Troubled singer dogged by allegations of sexual misconduct with boys for more than a decade
1993 - A civil lawsuit is filed claiming that Jackson sexually molested 13-year-old Jordan Chandler. Evidence is gathered, but the singer agrees to pay an undisclosed sum to settle the case before it goes to court.
May 1994 - Jackson marries Lisa Marie Presley - daughter of Elvis. The union lasted 19 months.
September 1994 - Santa Barbara District Attorney, Tom Sneddon, says two other boys had also claimed they were abused by Jackson, but neither would testify against him.
1996 - Jackson marries second wife, 37-year-old Debbie Rowe.
1999 - Rowe files for divorce, leaving him with custody of their son and daughter, Prince Michael jnr and Paris Michael Katherine.
August 2002 - It emerges that Jackson has a third child, Prince Michael II, born to a mystery surrogate mother six months previously.
November 2002 - The singer admits making a "terrible mistake" after dangling Prince Michael II from a fifth-floor balcony in Berlin.
February 3, 2003 - Living With Michael Jackson, a documentary by Martin Bashir is aired. In it the singer confesses to sleeping in the same bed as other people's children, adding: "It's very loving. What's wrong with sharing a love?"
February 12, 2003 - Jackson retaliates to what he sees as the documentary's unfair portrayal by releasing a video taken behind the scenes by his own cameramen.
November 2003 - More than 70 officers descend on Jackson's Neverland ranch hunting for evidence that he had sex with 13-year-old cancer sufferer Gavin Arvizo. The singer is arrested on suspicion of committing "lewd or lascivious acts" with a child under 14.
December 2003 - Sneddon announces that Jackson has been charged with seven accounts of child molestation and two counts of administering an intoxicating alcohol to a child for the purpose of committing a felony.

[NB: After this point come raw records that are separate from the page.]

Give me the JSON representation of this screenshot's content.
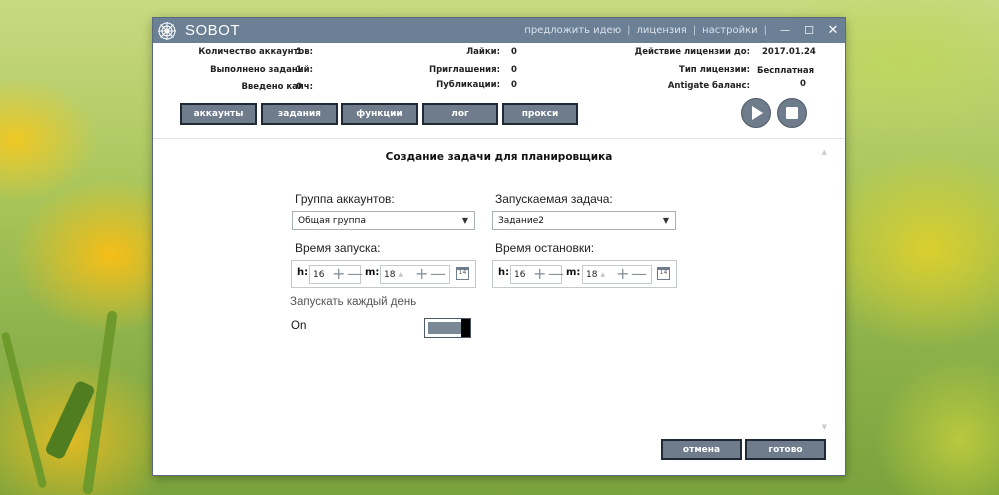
{
  "titlebar": {
    "app_title": "SOBOT",
    "links": [
      "предложить идею",
      "лицензия",
      "настройки"
    ],
    "controls": [
      "—",
      "☐",
      "✕"
    ]
  },
  "info": {
    "accounts_label": "Количество аккаунтов:",
    "accounts_value": "1",
    "tasks_label": "Выполнено заданий:",
    "tasks_value": "1",
    "captcha_label": "Введено капч:",
    "captcha_value": "0",
    "likes_label": "Лайки:",
    "likes_value": "0",
    "invites_label": "Приглашения:",
    "invites_value": "0",
    "posts_label": "Публикации:",
    "posts_value": "0",
    "license_until_label": "Действие лицензии до:",
    "license_until_value": "2017.01.24",
    "license_type_label": "Тип лицензии:",
    "license_type_value": "Бесплатная",
    "antigate_label": "Antigate баланс:",
    "antigate_value": "0"
  },
  "tabs": [
    "аккаунты",
    "задания",
    "функции",
    "лог",
    "прокси"
  ],
  "page_title": "Создание задачи для планировщика",
  "form": {
    "group_label": "Группа аккаунтов:",
    "group_value": "Общая группа",
    "task_label": "Запускаемая задача:",
    "task_value": "Задание2",
    "start_label": "Время запуска:",
    "start_h_label": "h:",
    "start_h": "16",
    "start_m_label": "m:",
    "start_m": "18",
    "stop_label": "Время остановки:",
    "stop_h_label": "h:",
    "stop_h": "16",
    "stop_m_label": "m:",
    "stop_m": "18",
    "calendar_day": "14",
    "daily_label": "Запускать каждый день",
    "toggle_state": "On"
  },
  "buttons": {
    "cancel": "отмена",
    "done": "готово"
  },
  "colors": {
    "titlebar": "#6b7f95",
    "button": "#6e7c8c",
    "button_border": "#1f2a36"
  }
}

January 2004 - The singer formally enters not guilty pleas at a court in Santa Maria.
April 2004 - A Santa Barbara grand jury decides Jackson should stand trial on a total of ten charges.
September 2004 - Further allegations surface that Jackson paid over £1 million to another young boy who claimed he was molested in 1993.
January 31, 2005 - Jury selection begins in Santa Maria.
February 15, 2005 - Jackson is rushed to hospital suffering from flu, and the trial is put back for a week.
February 28 - Trial gets under way. Opening the prosecution case, Mr Sneddon says Jackson "manipulated and exploited" Arvizo.
May 11 - Home Alone star Macaulay Culkin rejects any suggestion he was molested by the star.
May 24 - Comedian Jay Leno tells the jury he was suspicious of the singer's accuser when they spoke on the phone.
June 3 - Jurors start considering their verdicts.
June 13 - Jackson cleared.
Regards, Ivan
Ping!
He's "not guilty," Fergus. There's a difference between that and "innocent."
Time will tell.
Considering his sexual preferences, the moniker "fairy tale" is apt.
Regards, Ivan
And interesting choice of words.
Given certain situations, I try to choose words to fit the topic. Some, as in this case, are just too easy.
He will be back on top.
The music industry glorifies this stuff.
I'll grant you that.
Bart.
He can always be the headlining entertainment for NAMBLA conventions. Yuck!
Ok, we'll remember that if you are ever found "non-guilty" in a court of law.
"OF ALL the incredible pieces of evidence emerging from the California courtroom, none was perhaps as genuinely startling as the threadbare state of the singer's finances."
And I'm at a total loss as to what evidentiary value the dunce prosecutor felt this added to his case.
They followed the "rule of law" to the letter of it!!! They had their instructions from the judge and they followed them precisely!!!
Well the perv does say he's "Peter Pan". Is that not a fairy?
Very true.
I think he can rebound.
Jackson's attorney Tom Mesereau: "Neverland are belong to me now."